= Phalaecus (poet) =

Ancient Greek poet

Phalaecus (Φάλαικος) was an Ancient Greek lyric and epigrammatic poet, from whom the meter called Phalaecian(Φαλαίκειον) took its name. He is occasionally referred to by the grammarians, but they give no information respecting his works, except that he composed hymns to Hermes. The line quoted by Hephaestion is evidently the first verse of a hymn. He seems to have been distinguished as an epigrammatist, and five of his epigrams are still preserved in the Greek Anthology, besides the one quoted by Athenaeus.

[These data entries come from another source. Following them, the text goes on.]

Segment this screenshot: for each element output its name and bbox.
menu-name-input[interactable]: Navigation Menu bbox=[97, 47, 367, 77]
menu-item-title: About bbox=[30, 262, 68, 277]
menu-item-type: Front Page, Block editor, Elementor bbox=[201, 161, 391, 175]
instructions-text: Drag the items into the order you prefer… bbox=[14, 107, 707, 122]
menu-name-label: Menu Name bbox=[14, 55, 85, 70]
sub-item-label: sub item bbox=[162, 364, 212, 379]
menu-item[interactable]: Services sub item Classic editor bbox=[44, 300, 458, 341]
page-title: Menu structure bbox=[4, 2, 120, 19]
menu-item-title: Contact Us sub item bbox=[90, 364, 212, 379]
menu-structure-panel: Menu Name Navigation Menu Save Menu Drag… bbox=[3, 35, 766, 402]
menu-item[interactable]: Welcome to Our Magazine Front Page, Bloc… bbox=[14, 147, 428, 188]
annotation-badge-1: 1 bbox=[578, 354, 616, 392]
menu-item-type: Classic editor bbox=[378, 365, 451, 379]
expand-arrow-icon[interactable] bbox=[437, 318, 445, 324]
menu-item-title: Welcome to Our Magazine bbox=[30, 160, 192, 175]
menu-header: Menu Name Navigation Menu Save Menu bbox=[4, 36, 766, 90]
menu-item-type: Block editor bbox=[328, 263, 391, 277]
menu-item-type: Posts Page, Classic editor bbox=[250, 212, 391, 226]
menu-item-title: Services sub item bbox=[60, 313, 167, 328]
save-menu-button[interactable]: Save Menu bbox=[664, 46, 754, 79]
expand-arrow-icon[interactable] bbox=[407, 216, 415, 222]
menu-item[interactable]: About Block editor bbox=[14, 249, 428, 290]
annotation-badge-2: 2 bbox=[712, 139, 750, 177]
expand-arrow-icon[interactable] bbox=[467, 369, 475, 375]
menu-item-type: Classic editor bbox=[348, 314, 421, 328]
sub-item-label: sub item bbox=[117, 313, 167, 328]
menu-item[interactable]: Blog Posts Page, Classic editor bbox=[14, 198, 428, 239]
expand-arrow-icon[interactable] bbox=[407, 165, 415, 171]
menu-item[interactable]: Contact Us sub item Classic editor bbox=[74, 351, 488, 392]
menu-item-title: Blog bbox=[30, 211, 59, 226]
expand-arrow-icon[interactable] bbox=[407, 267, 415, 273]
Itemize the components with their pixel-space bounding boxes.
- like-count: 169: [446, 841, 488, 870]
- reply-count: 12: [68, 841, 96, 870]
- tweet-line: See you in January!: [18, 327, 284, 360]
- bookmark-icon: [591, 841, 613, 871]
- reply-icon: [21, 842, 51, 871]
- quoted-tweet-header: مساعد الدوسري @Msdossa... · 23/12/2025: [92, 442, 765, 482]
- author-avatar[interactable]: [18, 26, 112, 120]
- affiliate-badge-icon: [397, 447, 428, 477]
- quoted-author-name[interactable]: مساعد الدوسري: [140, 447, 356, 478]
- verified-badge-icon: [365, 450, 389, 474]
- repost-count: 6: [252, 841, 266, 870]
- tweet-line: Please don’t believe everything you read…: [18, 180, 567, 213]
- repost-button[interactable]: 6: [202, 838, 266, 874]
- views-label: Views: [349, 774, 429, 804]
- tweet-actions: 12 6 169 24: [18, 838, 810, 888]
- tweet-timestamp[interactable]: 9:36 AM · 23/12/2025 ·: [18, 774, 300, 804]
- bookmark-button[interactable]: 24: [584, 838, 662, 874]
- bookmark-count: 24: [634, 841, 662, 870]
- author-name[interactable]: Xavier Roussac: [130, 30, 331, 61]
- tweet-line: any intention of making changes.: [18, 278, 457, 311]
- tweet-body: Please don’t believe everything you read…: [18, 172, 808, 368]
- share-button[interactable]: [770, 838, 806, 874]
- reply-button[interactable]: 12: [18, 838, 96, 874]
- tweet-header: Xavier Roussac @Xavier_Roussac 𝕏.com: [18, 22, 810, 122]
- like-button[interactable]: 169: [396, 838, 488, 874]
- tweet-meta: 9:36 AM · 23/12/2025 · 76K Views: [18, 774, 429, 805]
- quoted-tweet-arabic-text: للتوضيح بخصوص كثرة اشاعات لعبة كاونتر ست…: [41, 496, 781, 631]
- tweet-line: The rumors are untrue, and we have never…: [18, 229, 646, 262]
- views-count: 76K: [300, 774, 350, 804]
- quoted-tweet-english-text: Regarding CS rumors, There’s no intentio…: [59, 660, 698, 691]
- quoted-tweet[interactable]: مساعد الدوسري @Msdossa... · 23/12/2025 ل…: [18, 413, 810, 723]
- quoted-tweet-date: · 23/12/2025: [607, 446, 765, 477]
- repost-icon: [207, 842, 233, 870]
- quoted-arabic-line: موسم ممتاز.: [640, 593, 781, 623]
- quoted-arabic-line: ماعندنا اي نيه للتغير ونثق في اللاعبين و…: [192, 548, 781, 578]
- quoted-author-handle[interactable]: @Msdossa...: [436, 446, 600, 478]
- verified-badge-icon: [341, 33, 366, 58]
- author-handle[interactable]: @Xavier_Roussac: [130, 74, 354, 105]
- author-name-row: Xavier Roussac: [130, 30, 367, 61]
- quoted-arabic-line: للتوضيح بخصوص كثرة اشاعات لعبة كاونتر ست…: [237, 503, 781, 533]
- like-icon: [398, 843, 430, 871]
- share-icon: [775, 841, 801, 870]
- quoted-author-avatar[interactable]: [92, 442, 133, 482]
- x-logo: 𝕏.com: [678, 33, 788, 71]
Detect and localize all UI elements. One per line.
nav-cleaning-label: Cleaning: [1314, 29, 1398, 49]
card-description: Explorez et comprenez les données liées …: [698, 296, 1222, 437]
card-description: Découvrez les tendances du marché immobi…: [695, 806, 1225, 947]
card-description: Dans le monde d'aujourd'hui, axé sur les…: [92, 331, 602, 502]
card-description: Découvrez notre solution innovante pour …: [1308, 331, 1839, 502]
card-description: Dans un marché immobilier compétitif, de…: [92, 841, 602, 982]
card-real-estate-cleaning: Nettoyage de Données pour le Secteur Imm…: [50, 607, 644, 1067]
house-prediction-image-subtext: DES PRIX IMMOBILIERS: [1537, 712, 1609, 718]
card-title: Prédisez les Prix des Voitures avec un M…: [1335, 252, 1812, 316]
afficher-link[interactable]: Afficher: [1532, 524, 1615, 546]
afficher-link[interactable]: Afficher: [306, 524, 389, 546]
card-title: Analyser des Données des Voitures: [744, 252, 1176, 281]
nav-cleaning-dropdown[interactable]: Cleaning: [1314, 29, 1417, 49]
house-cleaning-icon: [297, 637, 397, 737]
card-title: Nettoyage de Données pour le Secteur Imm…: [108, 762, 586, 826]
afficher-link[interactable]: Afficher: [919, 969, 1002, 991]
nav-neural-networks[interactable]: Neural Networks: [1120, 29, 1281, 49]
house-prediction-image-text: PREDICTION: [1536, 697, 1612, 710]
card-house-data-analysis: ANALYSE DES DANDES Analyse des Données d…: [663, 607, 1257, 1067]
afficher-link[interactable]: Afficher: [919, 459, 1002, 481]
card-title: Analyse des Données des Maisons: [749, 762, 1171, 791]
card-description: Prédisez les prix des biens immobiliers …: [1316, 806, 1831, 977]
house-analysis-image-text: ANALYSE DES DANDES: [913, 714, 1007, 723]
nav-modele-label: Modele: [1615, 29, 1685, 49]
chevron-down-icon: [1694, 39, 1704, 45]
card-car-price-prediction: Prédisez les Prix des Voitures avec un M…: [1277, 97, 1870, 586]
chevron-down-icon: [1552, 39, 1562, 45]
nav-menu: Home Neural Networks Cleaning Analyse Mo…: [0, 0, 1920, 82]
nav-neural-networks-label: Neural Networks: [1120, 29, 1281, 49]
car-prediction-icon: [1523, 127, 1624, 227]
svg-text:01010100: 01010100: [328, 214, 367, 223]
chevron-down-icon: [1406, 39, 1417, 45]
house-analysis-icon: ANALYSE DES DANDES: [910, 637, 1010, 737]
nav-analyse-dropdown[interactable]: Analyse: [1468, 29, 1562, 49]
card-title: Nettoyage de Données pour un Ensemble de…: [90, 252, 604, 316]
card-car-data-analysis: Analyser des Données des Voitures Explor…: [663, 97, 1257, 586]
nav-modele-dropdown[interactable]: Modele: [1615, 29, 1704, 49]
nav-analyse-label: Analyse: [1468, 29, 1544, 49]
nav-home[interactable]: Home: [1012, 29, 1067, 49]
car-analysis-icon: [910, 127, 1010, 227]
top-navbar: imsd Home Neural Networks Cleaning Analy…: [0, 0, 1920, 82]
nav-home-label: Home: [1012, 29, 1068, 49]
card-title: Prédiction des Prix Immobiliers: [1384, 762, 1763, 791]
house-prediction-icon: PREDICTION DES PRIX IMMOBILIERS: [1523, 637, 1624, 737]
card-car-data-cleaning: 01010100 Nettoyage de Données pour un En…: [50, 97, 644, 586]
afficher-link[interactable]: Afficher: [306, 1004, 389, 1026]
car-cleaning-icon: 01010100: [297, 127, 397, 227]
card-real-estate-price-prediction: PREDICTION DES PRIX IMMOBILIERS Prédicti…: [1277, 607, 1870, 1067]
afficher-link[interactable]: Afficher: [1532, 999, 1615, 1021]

The age of Phalaecus is uncertain. The conjecture of Reiske is founded on an epigram which does not properly belong to this writer. A more probable indication of his date is furnished by another epigram, in which he mentions the actor Lycon, who lived in the time of Alexander the Great, but this epigram also is of somewhat doubtful authorship. At all events he was probably one of the principal Alexandrian poets.

==Phalaecian verse==

The Phalaecian verse is well known from its frequent use by the Roman poets. The Roman grammarians also call it Hendecasyllabus. Its normal form, which admits of many variations, is much older than Phalaecus, whose name is given to it not because he invented it, but because he especially used it. It is a very ancient and important lyric metre. Sappho frequently used it, and it is even called the "Sapphic or Phalalecian" meter. No example of it is found in the extant fragments of Sappho; but it occurs in those of Anacreon and Simonides, in Cratinus, in Sophocles, and other ancient Greek poets.